Апелляция к тому, что, мол, правительству не до символов уходящей эпохи, не то что до их восстановления, и вообще содержать культуру в наши дни очень накладно, — опасная вещь. Под эту сурдинку можно предложить, как в последней истории, довольно соблазнительную сумму — 400 тысяч долларов, и тема продажи предметов искусства, одним чохом записанных в позорный соцреализм, снова будет муссироваться в прессе.
В манере стеба поколение, выбравшее пепси, с полным правом спросит, кому нужны эти монументы, созданные в тоталитарную эпоху по госзаказу. (К слову, возведенную в Риме стелу Муссолини сбрасывать с корабля истории никто и не думает). Но адекватная оценка жестокостей советской власти не означает, что и культура этого периода достойна забвения, уничтожения или продажи. Культура, обслуживавшая режим, и искусство, запечатлевшее мощь времени, энтузиазм людей, веру в прогресс и в новое общество, — разные вещи.
Именно эти качества поразили Ромена Роллана, когда он увидел скульптуру Мухиной на Всемирной выставке в Париже в 1937 году. К сожалению, показ за границей стоил памятнику, можно сказать, жизни. Для того чтобы вывезти из Союза и провезти через тоннель в Париже, а потом снова установить на родине 24-метровые фигуры, выполненные из листов нержавеющей стали, пришлось резать не раз и сваривать каркас на месте без учета чертежей инженера Львова. Он придумал уникальное для того времени решение, как разобрать и обновить конструкцию. Его идеей не воспользовались.
Поговаривали о новом месте для этой скульптуры, но она так и осталась на ВВЦ. Поговаривали о новом способе реставрации, но за 60 лет никаких ремонтных работ не проводилось. А сегодня не только на восстановление, но и на то, чтобы проанализировать ее техническое состояние, денег нет.
Однако дело не в одних деньгах. Но и в нас тоже. Мы с высокомерием поглядываем на советских художников, выбравших служение идеологии, а не искусству. Тем временем сами с большим пониманием относимся к сервильной роли искусства в новых, рыночных условиях. Это не упрек, это желание отделить зерна от плевел, желание сохранить в нашей истории те явления, которые стали и становятся искусством, несмотря на политическую подоплеку.

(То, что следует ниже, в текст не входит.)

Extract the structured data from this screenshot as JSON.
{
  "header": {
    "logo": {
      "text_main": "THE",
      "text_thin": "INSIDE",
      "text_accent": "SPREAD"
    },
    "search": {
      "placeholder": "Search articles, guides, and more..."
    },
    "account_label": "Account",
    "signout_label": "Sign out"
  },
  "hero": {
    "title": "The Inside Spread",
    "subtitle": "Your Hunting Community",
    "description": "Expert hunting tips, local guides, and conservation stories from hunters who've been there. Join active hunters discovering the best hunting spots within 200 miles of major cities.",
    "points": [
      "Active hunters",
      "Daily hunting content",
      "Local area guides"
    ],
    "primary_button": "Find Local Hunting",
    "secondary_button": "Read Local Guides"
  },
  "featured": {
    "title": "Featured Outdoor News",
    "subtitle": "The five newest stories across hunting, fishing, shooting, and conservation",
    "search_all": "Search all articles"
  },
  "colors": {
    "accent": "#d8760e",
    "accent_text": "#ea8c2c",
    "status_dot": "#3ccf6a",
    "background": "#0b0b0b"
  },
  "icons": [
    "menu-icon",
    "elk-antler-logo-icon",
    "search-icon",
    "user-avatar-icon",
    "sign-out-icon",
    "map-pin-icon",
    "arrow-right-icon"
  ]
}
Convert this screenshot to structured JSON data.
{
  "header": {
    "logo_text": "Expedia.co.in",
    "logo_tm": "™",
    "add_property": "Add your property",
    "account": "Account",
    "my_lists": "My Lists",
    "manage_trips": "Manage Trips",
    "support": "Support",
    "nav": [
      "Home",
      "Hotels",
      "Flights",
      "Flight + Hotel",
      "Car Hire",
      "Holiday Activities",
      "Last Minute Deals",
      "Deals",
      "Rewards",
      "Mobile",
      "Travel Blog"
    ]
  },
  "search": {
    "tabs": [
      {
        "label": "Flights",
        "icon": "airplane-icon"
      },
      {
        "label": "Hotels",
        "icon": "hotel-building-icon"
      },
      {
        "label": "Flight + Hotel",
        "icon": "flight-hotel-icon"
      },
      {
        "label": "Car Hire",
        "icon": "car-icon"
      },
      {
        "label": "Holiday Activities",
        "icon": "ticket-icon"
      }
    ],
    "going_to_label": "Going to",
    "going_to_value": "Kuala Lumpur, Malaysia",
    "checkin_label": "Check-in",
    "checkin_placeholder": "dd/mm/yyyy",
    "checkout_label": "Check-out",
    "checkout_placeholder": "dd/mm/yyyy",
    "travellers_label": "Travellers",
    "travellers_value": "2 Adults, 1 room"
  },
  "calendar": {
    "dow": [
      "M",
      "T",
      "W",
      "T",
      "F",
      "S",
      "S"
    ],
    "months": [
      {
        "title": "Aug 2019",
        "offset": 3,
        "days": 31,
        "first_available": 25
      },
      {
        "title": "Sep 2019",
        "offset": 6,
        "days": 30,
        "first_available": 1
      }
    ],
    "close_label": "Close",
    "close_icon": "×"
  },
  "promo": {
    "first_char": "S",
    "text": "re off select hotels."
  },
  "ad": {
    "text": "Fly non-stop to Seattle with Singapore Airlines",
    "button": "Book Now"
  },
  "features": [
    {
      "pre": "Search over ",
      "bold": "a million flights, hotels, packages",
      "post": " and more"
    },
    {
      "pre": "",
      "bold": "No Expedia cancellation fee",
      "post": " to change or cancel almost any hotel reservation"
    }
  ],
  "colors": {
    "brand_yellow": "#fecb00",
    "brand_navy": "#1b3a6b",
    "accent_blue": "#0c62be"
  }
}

Царские дворцы в Ленинградской области и храм Христа Спасителя в Москве строились и разрушались при разных правителях, тем не менее нынешняя власть восстановила эти здания. С грандиозным символом советской эпохи нужно поступить так же. Он узнаваем и высоко оценен во всем мире. В том числе в киномире. Руководитель «Мосфильма» В. Досталь рассказывал, как пару лет назад на Берлинском фестивале первые кадры картины В. Абдрашитова «Пьеса для пассажира» были встречены овацией. Публика аплодировала хорошо знакомым фигурам рабочего и колхозницы, с конца 30-х годов ставшим торговой маркой киностудии. Стереотипы зрительского восприятия очень сильны, и, кроме уважения к собственной истории, это следующая причина, из-за которой при акционировании киноконцерн сохраняет товарный знак прежним.
Даешь социальный заказ
Музей современного искусства для западной столицы — отнюдь не излишество. Москва до сих пор остается исключением из этого давнего правила. Причем есть все — одаренные художники, заинтересованные в стабильном продвижении работ своего автора на рынок галеристы, не одна, а несколько концепций, определяющих эстетические принципы строительства подобной институции здесь, в России. Не хватает лишь социального заказа, который, спустившись, скажем, из Министерства культуры, придал бы наконец легитимный характер коллекции, представляющей лучшие образцы модернизма, начиная с 10-х годов XX века.